Humorkritik | November 2024
November 2024
»Der Witz ist das einzige Ding, was um so weniger gefunden wird, je eifriger man es sucht.«
Friedrich Hebbel
Garantiert schwindelfrei
Da das amerikanische und das deutsche Fernsehen nicht ruhen, bevor nicht jeder Weiler sein eigenes »CSI«-Spinoff und jede ostfriesische Insel ihre Regionalkrimireihe hat, tummeln sich im Programm bereits jetzt zu viele Detektivserien in diversen Verwesungsstadien. Dass mich aus dem Überangebot zur Abwechslung etwas prächtig unterhalten hat, ist das Verdienst des gewitzten Regisseurs Rian Johnson, der mit seinem Filmdebüt »Brick« (2005) dem film noir frische Farbe verpasst hat und im Dreijahrestakt die »Knives out«-Mitratekrimis um Daniel Craigs exzentrischen Ermittler Benoit Blanc produziert. Dazwischengeschoben hat Johnson die Serie »Poker Face« (2023), die nun auch im deutschen Streamingangebot (Prime) zu finden ist.

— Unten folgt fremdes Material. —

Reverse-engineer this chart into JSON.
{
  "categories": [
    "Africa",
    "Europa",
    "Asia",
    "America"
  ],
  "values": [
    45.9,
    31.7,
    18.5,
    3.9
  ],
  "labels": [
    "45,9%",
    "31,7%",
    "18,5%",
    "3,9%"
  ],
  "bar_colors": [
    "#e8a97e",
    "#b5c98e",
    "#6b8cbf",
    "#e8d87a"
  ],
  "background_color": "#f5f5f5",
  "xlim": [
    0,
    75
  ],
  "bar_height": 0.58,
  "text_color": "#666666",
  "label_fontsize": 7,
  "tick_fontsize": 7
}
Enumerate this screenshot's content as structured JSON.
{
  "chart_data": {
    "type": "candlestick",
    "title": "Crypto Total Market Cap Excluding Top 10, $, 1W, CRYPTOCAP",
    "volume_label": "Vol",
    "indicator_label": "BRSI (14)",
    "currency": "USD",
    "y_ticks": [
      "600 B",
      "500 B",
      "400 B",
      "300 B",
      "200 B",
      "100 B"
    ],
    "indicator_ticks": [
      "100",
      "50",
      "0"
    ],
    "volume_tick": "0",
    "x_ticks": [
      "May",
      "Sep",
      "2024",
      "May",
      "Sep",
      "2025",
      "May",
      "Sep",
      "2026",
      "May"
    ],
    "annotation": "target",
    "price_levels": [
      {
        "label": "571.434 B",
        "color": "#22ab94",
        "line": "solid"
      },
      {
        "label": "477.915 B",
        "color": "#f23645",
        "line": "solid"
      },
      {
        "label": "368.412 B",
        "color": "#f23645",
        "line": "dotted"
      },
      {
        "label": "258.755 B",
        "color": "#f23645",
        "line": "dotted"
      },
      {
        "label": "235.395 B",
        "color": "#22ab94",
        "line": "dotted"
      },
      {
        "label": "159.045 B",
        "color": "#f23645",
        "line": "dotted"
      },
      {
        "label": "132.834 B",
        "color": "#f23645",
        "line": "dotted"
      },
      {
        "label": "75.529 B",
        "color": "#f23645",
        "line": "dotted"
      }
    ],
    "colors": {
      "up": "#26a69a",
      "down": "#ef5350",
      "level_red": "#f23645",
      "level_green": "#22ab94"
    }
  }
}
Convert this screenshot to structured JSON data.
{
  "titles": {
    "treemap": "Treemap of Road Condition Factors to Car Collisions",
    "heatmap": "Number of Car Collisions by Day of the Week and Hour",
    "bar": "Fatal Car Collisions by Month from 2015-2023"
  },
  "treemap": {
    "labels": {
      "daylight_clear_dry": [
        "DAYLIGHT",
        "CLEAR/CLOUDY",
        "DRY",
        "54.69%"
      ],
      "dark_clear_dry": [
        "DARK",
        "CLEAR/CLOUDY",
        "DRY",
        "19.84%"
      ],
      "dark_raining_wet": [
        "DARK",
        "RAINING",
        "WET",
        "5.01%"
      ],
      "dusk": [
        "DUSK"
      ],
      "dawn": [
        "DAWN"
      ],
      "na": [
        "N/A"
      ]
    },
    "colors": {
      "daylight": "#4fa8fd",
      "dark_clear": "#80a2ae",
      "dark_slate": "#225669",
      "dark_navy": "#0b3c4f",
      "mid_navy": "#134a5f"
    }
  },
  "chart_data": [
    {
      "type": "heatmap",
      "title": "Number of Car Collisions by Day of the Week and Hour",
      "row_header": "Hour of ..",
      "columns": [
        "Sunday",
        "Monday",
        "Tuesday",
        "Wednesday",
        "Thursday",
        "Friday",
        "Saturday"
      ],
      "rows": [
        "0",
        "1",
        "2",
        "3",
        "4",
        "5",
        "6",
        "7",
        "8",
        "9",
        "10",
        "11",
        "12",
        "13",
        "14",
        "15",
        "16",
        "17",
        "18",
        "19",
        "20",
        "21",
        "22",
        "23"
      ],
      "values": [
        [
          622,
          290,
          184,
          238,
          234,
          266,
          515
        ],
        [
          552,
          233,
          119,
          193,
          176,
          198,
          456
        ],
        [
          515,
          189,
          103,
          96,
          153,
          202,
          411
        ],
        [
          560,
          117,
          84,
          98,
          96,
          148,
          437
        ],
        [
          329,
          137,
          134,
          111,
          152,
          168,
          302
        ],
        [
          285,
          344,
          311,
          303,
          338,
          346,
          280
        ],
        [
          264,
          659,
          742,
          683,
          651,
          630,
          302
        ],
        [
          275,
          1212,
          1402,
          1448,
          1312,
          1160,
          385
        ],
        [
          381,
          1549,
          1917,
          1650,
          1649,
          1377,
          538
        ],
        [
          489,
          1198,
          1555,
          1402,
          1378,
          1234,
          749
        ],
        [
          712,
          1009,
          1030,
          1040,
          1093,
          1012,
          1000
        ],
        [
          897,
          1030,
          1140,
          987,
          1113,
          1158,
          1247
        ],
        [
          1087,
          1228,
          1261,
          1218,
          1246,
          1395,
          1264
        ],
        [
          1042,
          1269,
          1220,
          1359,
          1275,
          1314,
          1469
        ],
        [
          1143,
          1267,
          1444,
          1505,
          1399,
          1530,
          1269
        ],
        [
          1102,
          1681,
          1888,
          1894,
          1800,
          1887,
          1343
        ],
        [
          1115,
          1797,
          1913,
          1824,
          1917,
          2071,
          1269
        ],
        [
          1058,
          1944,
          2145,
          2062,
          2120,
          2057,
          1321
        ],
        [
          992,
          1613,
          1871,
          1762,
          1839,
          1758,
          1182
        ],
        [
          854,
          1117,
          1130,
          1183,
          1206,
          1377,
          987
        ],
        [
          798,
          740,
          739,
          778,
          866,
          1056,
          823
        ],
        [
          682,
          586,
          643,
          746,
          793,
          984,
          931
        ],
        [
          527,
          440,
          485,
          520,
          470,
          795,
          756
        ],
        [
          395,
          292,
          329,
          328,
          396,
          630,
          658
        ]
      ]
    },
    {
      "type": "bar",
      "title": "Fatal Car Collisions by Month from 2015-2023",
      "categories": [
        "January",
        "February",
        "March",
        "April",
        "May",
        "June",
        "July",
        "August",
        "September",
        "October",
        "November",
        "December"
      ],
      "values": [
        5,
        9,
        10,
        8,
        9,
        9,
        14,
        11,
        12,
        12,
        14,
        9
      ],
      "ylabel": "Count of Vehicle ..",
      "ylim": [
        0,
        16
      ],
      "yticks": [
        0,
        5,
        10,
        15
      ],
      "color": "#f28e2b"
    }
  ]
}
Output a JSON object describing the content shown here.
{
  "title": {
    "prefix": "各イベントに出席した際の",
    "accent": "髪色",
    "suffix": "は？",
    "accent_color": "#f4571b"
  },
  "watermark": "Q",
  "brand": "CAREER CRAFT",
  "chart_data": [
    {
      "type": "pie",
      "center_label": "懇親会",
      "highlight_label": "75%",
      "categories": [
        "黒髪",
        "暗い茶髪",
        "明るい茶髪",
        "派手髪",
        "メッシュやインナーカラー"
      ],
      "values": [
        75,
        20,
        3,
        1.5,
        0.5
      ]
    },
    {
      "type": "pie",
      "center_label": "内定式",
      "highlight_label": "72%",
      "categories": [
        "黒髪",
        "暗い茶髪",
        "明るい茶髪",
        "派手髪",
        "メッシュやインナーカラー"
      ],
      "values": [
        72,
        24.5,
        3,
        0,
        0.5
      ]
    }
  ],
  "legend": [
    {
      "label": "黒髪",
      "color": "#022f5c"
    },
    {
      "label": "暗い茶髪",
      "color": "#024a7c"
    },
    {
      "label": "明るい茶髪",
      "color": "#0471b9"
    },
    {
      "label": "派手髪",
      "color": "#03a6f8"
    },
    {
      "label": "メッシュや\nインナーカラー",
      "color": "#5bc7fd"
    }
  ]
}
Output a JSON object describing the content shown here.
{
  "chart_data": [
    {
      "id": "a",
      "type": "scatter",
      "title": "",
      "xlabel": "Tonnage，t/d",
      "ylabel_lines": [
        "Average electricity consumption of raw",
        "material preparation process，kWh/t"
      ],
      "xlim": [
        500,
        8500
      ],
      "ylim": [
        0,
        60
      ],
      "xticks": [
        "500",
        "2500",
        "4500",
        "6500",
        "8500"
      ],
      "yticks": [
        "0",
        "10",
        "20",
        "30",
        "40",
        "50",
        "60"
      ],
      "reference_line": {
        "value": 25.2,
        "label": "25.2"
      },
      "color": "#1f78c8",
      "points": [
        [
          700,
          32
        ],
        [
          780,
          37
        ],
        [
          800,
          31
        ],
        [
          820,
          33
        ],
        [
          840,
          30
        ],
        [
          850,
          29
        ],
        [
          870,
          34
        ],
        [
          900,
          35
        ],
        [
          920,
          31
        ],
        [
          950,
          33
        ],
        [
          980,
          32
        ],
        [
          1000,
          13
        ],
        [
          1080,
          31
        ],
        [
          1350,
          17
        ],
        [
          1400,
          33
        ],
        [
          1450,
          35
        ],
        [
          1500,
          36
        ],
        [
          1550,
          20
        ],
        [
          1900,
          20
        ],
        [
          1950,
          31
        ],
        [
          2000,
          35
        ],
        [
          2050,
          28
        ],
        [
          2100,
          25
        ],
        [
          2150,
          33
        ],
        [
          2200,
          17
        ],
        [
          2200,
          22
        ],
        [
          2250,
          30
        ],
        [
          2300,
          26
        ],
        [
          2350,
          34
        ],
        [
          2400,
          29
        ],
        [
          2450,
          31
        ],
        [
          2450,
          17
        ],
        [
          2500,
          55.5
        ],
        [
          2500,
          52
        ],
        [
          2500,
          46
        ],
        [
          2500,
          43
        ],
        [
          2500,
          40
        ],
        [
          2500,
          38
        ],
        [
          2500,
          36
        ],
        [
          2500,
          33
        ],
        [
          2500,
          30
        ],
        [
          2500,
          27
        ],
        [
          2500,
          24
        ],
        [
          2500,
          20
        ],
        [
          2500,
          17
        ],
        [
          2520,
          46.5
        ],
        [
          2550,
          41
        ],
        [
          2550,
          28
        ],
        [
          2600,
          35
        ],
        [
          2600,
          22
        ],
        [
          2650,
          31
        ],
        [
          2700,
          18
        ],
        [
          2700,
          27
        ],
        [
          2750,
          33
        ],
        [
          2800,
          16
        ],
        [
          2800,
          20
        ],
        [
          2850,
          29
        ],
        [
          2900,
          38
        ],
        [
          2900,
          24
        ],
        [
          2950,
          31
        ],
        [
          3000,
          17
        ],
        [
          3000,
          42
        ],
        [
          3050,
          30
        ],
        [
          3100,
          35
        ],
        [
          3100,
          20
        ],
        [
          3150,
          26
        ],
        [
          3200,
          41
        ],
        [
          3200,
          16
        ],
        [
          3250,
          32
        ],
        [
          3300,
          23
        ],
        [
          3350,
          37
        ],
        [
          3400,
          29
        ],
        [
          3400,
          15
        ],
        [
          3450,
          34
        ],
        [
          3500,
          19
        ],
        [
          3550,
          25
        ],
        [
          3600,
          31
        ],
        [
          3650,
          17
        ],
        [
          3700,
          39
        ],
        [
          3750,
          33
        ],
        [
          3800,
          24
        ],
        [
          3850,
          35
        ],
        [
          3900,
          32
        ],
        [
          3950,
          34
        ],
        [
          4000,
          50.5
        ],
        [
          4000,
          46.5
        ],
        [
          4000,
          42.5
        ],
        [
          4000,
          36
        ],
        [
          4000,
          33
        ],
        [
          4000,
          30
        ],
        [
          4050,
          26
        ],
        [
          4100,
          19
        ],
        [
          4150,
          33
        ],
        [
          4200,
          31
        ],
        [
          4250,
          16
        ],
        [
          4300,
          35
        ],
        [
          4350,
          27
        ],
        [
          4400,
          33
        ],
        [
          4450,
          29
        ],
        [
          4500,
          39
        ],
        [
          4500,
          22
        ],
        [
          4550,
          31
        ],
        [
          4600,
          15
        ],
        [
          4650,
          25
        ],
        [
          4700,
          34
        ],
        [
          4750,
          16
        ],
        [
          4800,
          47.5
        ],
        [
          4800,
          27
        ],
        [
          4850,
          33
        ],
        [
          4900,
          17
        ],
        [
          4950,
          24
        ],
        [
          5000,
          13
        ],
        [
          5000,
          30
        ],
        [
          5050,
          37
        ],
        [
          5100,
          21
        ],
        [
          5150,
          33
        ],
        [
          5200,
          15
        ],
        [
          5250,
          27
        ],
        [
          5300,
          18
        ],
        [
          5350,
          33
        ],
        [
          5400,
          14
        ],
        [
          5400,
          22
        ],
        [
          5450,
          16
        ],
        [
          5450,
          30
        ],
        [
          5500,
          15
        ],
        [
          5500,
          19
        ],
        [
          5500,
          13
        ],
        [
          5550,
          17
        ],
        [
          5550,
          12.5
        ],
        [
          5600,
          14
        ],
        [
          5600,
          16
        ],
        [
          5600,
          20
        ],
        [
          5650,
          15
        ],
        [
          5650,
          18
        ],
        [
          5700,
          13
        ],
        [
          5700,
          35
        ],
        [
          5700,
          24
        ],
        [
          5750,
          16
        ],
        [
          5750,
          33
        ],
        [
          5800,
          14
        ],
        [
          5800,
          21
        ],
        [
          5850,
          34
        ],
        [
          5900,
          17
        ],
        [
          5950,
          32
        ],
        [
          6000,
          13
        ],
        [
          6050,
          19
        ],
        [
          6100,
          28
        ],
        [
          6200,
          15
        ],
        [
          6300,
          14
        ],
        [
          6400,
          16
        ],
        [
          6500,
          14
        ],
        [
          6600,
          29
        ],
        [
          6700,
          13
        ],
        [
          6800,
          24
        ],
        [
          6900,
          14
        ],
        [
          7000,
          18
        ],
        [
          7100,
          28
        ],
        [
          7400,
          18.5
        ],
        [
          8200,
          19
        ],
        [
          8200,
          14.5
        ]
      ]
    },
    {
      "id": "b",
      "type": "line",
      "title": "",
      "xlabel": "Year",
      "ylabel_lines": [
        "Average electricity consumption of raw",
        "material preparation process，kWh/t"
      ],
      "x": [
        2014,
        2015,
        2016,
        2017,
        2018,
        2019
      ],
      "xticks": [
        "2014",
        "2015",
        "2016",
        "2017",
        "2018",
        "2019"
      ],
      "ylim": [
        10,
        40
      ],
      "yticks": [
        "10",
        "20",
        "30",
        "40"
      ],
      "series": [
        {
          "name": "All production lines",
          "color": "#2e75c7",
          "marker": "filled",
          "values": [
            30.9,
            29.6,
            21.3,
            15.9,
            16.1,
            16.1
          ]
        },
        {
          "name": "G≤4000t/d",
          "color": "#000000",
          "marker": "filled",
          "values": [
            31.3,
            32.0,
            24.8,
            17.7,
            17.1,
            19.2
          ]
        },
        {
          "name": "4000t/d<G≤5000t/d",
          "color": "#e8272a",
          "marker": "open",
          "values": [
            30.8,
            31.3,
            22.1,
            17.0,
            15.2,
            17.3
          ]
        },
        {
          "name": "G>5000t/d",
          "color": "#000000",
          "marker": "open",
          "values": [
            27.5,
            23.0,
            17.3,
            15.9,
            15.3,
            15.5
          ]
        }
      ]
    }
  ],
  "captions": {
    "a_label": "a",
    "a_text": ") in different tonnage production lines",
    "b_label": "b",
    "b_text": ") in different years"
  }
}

Originell ist das Ganze zunächst nur durch seine Paarung zweier Klassiker: Die Detektivin ist eine Aussteigerin, die wie einst Dr. Richard Kimble (»Auf der Flucht«) auf der Flucht ist und gerade lange genug in jedem Kaff verweilt, um dort der begriffsstutzigen Polizei unter die Arme zu greifen; erzählt wird das Ganze nach der »Columbo«-Formel, den Täter von Beginn an zu enthüllen, um dann umso mehr Spannung aus dem Katz-und-Maus-Spiel zwischen Spürnase und Schuft zu ziehen. Schlucken muss man darüber hinaus eine bizarre Prämisse, mit der Johnson einen Einfall aus der ersten Folge von »Knives Out« variiert: Dort überfiel die herzensgute Mordverdächtige Marta jedes Mal der Brechreiz, wenn sie die Unwahrheit erzählen musste; in »Poker Face« verfügt die Detektivin Charlie Cale über die Gabe, Lügen mit hundertprozentiger Sicherheit zu erkennen.
Aus dieser Kombination von magischem Realismus und Omas Flimmerkiste entsteht eine kurzweilige Erzählung voll komischer Situationen. So wird die Wissensdiskrepanz zwischen Zuschauer, Täter und Ermittlerin immer wieder geschickt variiert; auch die Episodenstruktur stellen Johnson & Co. andauernd auf den Kopf. Die Milieus, in die sich Charlie verläuft, werfen ebenfalls Gags ab: So jobbt sie im Casino, geht mit einer Metal-Band auf Tour, legt sich mit dem Inhaber eines Grillimperiums an, pflegt zwei schrullige Alt-Hippies und kellnert im Dinner-Theater, wo sie die Verdächtigen während der Vorstellung im Takt ihrer Auftritte und Abgänge befragt. Diese Mischung aus Mordfall, Typenkomödie und Farce hat mir denn auch wesentlich mehr Freude bereitet als das ewige »Wo waren Sie gestern zwischen fünf und halb neun?« der Konkurrenz, zumal das Ganze bestens von Natasha Lyonnes lässiger Performance zusammengehalten wird. Von deren frühvergreister Reibeisenstimme kann die deutsche Synchronisation leider nur eine Ahnung vermitteln; aber röcheln Sie doch einfach selbst ein bisschen mit.